It’s difficult to comprehend but most individuals have gone more than ten years without getting a hearing test.
Harper is one of them. She schedules a checkup and cleaning with her dentist every six months and she shows up dutifully for her annual medical test. She even gets her timing belt replaced every 6000 miles! But she never remembers to schedule her hearing exam.
Hearing evaluations are important for a wide variety of reasons, the most notable of which is that it’s normally difficult for you to detect the earliest signs of hearing loss without one. Determining how often she should get a hearing test will help Harper keep her ears (and hearing) as healthy as possible for as long as possible.
So you should get your hearing examined how often?
It’s disconcerting to think that Harper hasn’t taken a hearing test in 10 years. Or perhaps it isn’t. Her age will largely determine our reaction. That’s because we have different guidelines based on age.
- For individuals over 50: Once annually is the recommended schedule for hearing exams in individuals over 50 years old. Hearing loss is more likely to have an impact on your life as you age because the noise damage that has built-up over a lifetime will accelerate that impairment. In addition, there might be other health issues that can impact your hearing.
- For people under 50: Once every 3 to 10 years is suggested for hearing assessments. Naturally, it’s ok to get a hearing assessment more frequently. But once every decade is the bare minimum. If you’ve been exposing yourself to loud concert noise or work in a field with high decibel levels, you should err on the side of caution and get tested more frequently. It’s fast, simple, and painless so why not come in?
You should have your hearing assessed if you notice any of these signs.
Undoubtedly, there are other times, besides the annual exam, that you may want to come in and see us. Signs of hearing loss might start to surface. And when they do you need to schedule an appointment with us for a hearing exam.
A few of the signs that should prompt you to have a hearing test include:
- Turning your television or car stereo up to extremely high volumes.
- You suddenly can’t hear out of one ear.
- Phone conversations are becoming more difficult to hear.
- You’re having a tough time hearing sounds in higher frequencies such as consonants.
- Sounds become muffled; it starts to sound as though you always have water inside of your ears.
- You need people to speak louder or repeat themselves.
- You’re having a difficult time hearing conversations when you’re in a loud setting.
It’s a strong hint that it’s time to get a hearing exam when the above warning signs begin to add up. The sooner you get your hearing checked, the sooner you’ll know what’s going on with your ears.
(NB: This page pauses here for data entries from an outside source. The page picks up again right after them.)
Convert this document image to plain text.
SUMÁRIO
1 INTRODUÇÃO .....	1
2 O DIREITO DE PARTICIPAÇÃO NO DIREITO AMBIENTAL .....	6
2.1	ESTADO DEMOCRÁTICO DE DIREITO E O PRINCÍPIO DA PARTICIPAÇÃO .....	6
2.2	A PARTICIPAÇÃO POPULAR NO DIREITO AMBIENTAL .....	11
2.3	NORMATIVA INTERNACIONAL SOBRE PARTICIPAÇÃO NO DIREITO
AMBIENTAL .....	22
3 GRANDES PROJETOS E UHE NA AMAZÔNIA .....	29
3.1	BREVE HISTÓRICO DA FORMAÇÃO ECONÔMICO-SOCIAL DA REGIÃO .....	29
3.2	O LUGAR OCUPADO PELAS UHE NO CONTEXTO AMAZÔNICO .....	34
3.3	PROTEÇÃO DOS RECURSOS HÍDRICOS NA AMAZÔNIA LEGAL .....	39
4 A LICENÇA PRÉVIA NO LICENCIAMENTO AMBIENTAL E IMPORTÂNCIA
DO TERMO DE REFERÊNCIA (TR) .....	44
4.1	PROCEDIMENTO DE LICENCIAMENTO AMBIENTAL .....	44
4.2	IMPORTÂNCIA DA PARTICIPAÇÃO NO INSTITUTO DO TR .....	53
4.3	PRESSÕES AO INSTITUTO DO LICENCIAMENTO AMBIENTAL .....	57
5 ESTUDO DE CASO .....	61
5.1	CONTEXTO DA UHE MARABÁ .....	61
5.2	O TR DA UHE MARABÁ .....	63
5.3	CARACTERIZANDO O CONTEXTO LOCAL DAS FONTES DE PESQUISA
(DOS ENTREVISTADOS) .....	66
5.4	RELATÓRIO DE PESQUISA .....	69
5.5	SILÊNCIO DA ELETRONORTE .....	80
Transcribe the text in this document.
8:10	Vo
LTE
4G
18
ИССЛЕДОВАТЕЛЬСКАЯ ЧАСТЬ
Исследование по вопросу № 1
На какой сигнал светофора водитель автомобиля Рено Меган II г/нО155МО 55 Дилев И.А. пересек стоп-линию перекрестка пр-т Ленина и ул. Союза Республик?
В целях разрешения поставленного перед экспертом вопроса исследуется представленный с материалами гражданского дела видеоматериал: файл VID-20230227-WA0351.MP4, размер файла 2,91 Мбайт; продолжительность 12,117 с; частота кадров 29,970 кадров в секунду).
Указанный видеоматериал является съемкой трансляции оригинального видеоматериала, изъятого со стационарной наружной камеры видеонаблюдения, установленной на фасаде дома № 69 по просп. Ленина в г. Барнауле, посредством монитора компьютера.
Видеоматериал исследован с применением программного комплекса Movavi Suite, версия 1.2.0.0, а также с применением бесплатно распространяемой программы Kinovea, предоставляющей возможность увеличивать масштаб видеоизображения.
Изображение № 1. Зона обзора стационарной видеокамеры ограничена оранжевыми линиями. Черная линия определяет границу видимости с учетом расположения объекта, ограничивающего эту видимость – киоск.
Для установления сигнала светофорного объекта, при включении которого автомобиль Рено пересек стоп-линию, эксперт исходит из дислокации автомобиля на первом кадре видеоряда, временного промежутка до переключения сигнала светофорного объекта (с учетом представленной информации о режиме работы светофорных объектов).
What are the advantages of hearing testing?
There are plenty of reasons why Harper might be late in having her hearing test.
It may have slipped her mind.
Maybe she just doesn’t want to deal with it. But getting the recommended hearing tests has concrete benefits.
Even if you think your hearing is perfectly healthy, a hearing exam will help establish a baseline reading, which makes deviations in the future easier to detect. You’ll be in a better position to protect your hearing if you detect any early hearing loss before it becomes obvious.
Discovering hearing problems before they cause permanent hearing loss is the precise reason somebody like Harper should get tested regularly. Your ears will stay healthy longer by having these regular screenings. Consider the effects of hearing loss on your overall health, it’s that important.